Honourspren · 18/01/2025 09:12

I use AI for the tedious aspects of my work that are really not part of my job description, but somehow still required of me. Company newsletter articles for my department, for one. No one really reads them, it's not part of my job, but I'm expected to use my time to produce one biannually. Sod that, Chat GPT is writing that for me.

The future of AI is indeed scary. Aside from the dangers around false news and deepfakes, which may end up costing careers and lives, AI will only get better in time and the number of jobs it can and will take over (and is already) is scary. AI generated art is already on the up and as long as it's using inanimate objects, is actually often superior to what many humans can produce. AI generated instrumental music in the niche genre I like listening to is already on my playlist as some new favourites; once issues with speech patterns have been solved it will take over music and entertainment as we know it. One of my children was looking forward to space-related job training but may now never get to do that job as sending robots into space is cheaper and safer. Waiting staff robots in restaurants already exist, so do self-checkout machines, sorting and stacking machines and all sorts of low-paid manual work. AI shops exist. Fully preassembled houses exist. Hell, driverless transport exists. Smart brain implants and related augmentations exist.

I can see a future where a world a la Deux Ex becomes reality, in which there is a stark, and contested, divide between human purists (buying only human-made products, living in human-built) and those embracing machines and AI fully.

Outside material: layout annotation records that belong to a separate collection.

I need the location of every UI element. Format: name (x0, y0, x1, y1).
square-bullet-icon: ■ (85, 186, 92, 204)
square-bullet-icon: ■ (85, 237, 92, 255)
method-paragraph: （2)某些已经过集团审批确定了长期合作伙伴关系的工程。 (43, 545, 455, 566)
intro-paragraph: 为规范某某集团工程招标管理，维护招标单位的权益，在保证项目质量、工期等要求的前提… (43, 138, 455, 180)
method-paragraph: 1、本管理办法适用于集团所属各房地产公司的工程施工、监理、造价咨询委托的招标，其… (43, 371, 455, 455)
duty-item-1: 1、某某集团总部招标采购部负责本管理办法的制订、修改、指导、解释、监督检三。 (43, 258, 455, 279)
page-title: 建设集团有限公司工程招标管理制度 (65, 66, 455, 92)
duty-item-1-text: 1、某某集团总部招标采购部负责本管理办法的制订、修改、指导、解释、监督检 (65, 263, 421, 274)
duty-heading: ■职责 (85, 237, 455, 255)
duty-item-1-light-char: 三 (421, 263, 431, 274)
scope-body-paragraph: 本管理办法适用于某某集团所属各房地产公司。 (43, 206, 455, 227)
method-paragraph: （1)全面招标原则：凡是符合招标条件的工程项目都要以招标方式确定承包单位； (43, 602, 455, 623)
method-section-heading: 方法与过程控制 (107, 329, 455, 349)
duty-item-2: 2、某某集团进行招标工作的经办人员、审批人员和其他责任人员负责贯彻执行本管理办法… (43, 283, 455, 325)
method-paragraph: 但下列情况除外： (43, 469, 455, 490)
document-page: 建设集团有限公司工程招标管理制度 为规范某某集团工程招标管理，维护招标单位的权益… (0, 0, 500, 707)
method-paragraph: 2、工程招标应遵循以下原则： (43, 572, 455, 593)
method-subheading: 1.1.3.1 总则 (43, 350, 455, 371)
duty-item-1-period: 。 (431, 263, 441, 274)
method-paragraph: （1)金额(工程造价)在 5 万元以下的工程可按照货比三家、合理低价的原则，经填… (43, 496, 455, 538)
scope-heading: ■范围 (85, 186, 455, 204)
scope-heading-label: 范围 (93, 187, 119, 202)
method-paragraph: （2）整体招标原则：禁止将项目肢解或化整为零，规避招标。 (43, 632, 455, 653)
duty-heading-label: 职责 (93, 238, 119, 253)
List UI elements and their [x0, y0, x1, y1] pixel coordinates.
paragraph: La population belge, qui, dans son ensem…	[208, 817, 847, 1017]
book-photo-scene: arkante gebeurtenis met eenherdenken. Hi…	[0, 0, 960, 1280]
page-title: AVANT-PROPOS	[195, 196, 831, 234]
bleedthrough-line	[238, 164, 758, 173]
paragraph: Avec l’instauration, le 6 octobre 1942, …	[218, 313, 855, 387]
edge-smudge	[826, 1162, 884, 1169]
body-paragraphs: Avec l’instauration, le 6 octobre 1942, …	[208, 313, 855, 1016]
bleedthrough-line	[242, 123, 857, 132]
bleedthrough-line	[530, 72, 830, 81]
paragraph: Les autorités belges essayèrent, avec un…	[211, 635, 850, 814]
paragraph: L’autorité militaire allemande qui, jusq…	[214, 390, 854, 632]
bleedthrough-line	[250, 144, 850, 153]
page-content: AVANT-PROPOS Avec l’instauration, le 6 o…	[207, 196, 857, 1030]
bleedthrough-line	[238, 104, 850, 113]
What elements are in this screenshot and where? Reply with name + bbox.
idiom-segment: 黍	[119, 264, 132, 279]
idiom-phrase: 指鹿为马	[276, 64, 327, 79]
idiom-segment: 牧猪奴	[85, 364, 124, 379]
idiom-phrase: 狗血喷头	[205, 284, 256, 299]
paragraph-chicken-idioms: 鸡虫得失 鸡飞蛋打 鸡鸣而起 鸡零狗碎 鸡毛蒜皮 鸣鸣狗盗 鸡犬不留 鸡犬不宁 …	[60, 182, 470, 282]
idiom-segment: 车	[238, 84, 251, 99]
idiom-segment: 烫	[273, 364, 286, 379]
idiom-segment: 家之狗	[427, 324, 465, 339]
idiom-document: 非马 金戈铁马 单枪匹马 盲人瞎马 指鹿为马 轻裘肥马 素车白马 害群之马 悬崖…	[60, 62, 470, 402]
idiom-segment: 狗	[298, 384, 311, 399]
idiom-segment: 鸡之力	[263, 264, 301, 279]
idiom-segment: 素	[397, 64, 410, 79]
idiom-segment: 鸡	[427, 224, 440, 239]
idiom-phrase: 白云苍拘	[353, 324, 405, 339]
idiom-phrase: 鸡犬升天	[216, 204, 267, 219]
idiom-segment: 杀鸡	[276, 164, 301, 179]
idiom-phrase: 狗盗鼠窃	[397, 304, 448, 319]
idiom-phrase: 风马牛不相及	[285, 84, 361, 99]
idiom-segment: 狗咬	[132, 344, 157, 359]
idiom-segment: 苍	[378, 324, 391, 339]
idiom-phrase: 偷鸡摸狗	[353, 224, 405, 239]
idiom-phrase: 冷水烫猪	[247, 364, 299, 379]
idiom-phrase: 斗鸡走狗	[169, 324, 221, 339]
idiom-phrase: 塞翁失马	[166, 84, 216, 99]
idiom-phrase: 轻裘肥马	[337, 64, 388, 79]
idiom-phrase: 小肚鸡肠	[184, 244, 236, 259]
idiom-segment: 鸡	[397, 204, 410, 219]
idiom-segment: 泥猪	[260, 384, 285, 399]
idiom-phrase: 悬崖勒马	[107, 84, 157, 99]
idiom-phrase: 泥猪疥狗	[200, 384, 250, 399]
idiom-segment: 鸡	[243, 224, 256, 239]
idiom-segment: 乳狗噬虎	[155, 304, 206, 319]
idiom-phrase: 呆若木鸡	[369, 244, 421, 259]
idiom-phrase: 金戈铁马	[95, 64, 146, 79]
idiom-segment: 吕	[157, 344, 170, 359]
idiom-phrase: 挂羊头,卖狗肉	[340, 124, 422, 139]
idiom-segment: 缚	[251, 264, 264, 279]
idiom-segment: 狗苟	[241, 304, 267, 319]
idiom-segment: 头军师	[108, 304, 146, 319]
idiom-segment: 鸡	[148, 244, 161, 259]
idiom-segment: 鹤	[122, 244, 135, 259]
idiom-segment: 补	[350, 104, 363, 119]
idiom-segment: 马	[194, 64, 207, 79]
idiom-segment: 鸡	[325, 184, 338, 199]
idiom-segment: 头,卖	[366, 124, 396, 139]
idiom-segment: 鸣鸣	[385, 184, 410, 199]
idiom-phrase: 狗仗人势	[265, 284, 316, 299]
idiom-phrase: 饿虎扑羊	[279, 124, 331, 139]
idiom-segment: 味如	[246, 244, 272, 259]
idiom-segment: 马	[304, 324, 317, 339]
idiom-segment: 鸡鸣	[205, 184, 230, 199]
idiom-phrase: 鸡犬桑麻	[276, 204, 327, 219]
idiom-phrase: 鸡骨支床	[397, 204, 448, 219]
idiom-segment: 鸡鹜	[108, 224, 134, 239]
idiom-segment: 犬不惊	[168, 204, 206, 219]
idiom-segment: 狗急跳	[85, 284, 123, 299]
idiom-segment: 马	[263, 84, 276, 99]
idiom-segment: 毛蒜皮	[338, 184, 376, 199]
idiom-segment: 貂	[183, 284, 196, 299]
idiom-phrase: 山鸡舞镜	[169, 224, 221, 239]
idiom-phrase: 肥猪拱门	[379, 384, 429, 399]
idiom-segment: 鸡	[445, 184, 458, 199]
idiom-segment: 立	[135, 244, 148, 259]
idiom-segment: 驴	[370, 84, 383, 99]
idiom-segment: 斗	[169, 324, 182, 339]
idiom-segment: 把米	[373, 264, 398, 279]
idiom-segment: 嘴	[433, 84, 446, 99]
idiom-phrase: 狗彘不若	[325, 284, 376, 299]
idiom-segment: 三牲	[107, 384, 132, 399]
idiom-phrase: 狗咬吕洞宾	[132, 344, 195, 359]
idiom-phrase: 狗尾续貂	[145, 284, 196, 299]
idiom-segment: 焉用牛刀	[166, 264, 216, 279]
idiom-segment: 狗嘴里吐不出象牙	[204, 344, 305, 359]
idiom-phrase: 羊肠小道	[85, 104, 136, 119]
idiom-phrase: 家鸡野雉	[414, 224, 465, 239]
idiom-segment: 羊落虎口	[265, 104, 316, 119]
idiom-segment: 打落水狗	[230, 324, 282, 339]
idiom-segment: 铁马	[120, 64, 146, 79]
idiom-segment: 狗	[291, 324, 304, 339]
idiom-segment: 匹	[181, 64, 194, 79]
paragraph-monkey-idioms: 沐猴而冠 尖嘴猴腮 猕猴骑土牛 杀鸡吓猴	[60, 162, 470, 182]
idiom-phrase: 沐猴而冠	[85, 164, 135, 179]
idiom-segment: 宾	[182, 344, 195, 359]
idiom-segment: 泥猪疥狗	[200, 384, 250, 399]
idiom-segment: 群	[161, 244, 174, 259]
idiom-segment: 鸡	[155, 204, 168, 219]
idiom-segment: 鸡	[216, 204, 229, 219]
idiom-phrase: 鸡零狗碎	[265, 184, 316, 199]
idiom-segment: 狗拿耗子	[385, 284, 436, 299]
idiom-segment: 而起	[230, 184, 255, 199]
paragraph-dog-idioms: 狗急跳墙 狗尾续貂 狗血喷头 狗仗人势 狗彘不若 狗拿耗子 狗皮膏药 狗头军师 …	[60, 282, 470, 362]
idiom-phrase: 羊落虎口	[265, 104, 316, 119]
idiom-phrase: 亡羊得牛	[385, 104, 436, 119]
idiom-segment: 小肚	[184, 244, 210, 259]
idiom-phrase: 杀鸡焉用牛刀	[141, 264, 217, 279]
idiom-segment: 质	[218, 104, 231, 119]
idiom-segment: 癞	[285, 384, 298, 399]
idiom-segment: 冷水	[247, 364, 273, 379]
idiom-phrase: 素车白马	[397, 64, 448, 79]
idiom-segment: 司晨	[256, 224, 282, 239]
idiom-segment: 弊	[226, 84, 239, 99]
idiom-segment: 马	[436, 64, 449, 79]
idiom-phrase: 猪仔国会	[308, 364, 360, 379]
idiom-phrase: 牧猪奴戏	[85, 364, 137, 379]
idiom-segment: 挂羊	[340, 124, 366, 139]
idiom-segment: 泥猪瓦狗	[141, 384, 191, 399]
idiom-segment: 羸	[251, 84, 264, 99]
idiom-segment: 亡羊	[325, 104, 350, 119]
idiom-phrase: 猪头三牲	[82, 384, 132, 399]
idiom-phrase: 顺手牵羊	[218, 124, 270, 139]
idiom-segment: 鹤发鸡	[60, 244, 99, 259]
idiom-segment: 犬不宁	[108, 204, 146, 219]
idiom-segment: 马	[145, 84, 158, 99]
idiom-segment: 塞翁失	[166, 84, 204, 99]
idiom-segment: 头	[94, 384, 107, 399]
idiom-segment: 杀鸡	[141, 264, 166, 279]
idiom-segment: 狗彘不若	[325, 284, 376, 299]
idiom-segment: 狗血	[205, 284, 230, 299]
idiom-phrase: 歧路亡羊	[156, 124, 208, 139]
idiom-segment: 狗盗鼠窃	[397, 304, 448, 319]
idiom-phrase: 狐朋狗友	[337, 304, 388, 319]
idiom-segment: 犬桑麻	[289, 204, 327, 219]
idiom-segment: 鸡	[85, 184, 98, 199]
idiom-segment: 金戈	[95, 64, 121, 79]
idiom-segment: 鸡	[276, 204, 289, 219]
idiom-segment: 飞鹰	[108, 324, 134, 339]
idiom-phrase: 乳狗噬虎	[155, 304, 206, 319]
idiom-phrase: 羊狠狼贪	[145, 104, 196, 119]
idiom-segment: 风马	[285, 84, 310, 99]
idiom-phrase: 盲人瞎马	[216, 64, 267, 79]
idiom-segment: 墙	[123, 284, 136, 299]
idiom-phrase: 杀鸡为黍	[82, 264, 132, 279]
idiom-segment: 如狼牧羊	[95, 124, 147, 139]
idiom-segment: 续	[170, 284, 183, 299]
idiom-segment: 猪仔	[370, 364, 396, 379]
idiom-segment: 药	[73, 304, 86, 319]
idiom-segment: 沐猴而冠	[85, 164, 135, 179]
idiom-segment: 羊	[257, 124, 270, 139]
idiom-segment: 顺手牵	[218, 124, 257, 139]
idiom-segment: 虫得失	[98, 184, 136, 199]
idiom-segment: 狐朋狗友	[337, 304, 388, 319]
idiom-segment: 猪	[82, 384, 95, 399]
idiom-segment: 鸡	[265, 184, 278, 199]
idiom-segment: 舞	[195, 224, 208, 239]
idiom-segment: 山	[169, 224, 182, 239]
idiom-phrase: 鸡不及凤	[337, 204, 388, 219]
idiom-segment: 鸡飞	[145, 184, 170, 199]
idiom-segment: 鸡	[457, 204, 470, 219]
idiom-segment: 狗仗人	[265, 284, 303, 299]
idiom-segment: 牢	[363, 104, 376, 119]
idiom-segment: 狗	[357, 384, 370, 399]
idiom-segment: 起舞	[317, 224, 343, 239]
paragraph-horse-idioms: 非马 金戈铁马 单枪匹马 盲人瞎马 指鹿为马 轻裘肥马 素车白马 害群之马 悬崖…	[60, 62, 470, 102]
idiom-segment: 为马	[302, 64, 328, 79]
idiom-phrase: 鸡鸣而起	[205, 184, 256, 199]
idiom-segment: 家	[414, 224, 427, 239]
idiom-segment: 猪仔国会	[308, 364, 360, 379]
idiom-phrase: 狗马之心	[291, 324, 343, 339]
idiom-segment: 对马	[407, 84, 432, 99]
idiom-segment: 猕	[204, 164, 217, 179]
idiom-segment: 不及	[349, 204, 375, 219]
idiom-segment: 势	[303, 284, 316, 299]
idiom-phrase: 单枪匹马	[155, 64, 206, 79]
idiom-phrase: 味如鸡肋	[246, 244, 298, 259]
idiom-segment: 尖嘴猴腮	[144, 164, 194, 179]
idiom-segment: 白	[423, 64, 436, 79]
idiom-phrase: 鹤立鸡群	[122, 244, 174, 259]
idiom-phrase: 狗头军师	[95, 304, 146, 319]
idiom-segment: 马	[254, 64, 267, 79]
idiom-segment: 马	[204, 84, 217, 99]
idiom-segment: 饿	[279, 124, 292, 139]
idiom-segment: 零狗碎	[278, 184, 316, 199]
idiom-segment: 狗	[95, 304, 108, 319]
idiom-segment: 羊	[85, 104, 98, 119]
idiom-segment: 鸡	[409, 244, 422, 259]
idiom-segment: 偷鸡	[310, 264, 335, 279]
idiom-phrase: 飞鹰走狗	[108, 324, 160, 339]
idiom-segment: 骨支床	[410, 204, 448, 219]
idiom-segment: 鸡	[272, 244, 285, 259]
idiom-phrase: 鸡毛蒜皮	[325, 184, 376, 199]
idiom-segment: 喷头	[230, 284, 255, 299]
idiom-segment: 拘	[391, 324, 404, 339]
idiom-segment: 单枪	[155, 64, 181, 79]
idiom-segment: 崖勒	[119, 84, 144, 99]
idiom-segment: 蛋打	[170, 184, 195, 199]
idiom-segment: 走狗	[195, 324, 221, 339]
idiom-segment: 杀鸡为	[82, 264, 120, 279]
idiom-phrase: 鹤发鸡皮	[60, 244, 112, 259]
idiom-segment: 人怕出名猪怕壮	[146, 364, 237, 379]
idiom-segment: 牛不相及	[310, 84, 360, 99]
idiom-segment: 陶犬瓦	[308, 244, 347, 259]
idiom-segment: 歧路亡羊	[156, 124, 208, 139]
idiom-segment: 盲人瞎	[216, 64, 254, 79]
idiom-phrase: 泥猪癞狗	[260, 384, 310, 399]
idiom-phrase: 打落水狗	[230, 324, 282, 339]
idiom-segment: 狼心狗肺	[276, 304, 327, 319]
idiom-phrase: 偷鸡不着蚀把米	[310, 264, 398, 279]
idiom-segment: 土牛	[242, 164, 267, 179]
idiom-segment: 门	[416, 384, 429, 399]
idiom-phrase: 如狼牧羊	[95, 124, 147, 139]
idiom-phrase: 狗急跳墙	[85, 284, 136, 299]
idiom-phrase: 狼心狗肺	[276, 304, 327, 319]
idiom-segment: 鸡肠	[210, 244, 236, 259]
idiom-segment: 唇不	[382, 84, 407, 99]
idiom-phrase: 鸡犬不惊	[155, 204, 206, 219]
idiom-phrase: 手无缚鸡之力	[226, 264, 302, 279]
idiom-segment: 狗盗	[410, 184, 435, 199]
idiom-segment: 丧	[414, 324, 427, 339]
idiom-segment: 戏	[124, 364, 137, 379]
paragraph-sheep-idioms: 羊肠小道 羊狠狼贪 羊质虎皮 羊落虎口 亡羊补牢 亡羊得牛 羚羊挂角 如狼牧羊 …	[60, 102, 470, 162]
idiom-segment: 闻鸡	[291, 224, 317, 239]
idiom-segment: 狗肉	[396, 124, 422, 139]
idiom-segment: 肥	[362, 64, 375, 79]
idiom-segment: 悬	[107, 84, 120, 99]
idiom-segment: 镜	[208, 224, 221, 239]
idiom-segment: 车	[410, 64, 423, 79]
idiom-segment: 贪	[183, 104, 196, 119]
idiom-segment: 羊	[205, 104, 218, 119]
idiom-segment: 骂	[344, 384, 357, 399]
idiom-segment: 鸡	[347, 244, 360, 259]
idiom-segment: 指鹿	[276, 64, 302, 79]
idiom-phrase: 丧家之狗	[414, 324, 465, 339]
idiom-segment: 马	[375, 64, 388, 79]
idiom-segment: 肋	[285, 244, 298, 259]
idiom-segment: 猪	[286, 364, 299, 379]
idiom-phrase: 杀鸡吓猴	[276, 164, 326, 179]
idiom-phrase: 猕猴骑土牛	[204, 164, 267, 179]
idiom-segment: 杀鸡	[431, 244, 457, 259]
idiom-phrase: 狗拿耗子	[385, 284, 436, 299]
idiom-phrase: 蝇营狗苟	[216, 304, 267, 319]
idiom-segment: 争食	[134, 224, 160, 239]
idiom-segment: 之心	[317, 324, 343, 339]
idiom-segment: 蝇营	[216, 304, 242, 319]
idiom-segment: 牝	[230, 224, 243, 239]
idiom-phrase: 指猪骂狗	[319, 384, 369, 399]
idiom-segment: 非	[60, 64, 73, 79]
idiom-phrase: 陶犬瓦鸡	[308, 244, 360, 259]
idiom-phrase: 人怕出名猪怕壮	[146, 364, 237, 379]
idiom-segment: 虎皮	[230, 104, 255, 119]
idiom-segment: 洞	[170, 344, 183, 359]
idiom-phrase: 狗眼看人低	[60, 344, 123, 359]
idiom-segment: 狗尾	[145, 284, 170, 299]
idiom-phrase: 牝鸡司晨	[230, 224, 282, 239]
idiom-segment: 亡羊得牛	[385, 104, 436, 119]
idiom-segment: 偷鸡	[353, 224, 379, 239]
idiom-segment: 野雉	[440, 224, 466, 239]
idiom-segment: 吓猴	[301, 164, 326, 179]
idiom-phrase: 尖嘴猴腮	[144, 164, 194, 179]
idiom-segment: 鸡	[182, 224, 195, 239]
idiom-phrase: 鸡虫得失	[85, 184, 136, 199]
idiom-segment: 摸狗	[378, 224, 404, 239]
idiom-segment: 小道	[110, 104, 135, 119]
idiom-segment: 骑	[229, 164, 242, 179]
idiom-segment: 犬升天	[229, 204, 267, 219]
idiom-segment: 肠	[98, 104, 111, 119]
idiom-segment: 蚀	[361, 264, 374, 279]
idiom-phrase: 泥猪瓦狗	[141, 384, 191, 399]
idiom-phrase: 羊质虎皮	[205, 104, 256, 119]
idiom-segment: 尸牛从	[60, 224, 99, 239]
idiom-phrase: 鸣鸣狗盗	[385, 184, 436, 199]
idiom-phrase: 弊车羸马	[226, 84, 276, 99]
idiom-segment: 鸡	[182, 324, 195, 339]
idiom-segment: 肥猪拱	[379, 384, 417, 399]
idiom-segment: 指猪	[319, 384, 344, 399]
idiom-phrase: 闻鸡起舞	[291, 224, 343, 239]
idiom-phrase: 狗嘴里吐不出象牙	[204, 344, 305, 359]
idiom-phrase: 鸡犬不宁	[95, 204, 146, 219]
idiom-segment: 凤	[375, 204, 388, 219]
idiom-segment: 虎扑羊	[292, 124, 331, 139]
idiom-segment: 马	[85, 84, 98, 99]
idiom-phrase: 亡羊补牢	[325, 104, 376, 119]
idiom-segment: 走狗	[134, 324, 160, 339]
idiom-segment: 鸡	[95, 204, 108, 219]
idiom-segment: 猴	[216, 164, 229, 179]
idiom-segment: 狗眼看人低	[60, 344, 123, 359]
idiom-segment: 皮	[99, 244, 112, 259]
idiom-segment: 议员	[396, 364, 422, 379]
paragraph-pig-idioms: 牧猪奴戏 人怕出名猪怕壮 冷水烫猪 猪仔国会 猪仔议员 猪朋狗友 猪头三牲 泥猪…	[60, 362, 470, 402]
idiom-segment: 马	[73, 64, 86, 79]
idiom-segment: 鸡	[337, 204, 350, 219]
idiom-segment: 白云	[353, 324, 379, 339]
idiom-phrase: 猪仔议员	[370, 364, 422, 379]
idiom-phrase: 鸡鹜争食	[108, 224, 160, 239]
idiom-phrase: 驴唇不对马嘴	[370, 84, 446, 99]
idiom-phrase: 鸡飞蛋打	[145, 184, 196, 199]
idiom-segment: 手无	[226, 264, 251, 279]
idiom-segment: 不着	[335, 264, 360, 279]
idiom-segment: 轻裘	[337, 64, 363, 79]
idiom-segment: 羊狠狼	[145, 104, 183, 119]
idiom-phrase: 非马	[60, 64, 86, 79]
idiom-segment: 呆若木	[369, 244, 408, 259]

And if video gaming is anything to go by, it won't be pretty.

SnarkSideOfLife · 18/01/2025 09:40

CrystalBall101 · 18/01/2025 09:02

This would be an instant fail from me. I'd want to know that they could put together a decent presentation without AI. I'd be concerned that they were going to put sensitive data into chatgpt or similar.

It was a gamble I guess. Was slightly more nuanced than that as they did discuss the benefits of AI and how it could be used for some stuff but not other stuff. I felt they’d used it as an adjunct rather than completely writing it though accept I might be wrong.

AuxArmesCitoyens · 18/01/2025 09:56

It was not a good thing societally when thousands of miners lost their jobs. It won't be any better when it is freelance copywriters and creatives. As least closing the mines reduced coal pollution, though.

benfoldsfivefan · 18/01/2025 10:17

It’s going to get more sophisticated and more popular - it has to, because there’s so much money involved. For most of us, we’re in the ‘fun’ era - e.g. chuckling to ourselves about the mistakes ChatGPT made when you asked it for a simple recipe and the novelty of Copilot writing a resignation letter you’re too tired to do yourself. Sooner or later we’re in for a rude awakening and no job will be safe. I don’t have children but if I did I would be hugely scared for their futures, which includes the disastrous effects of climate change.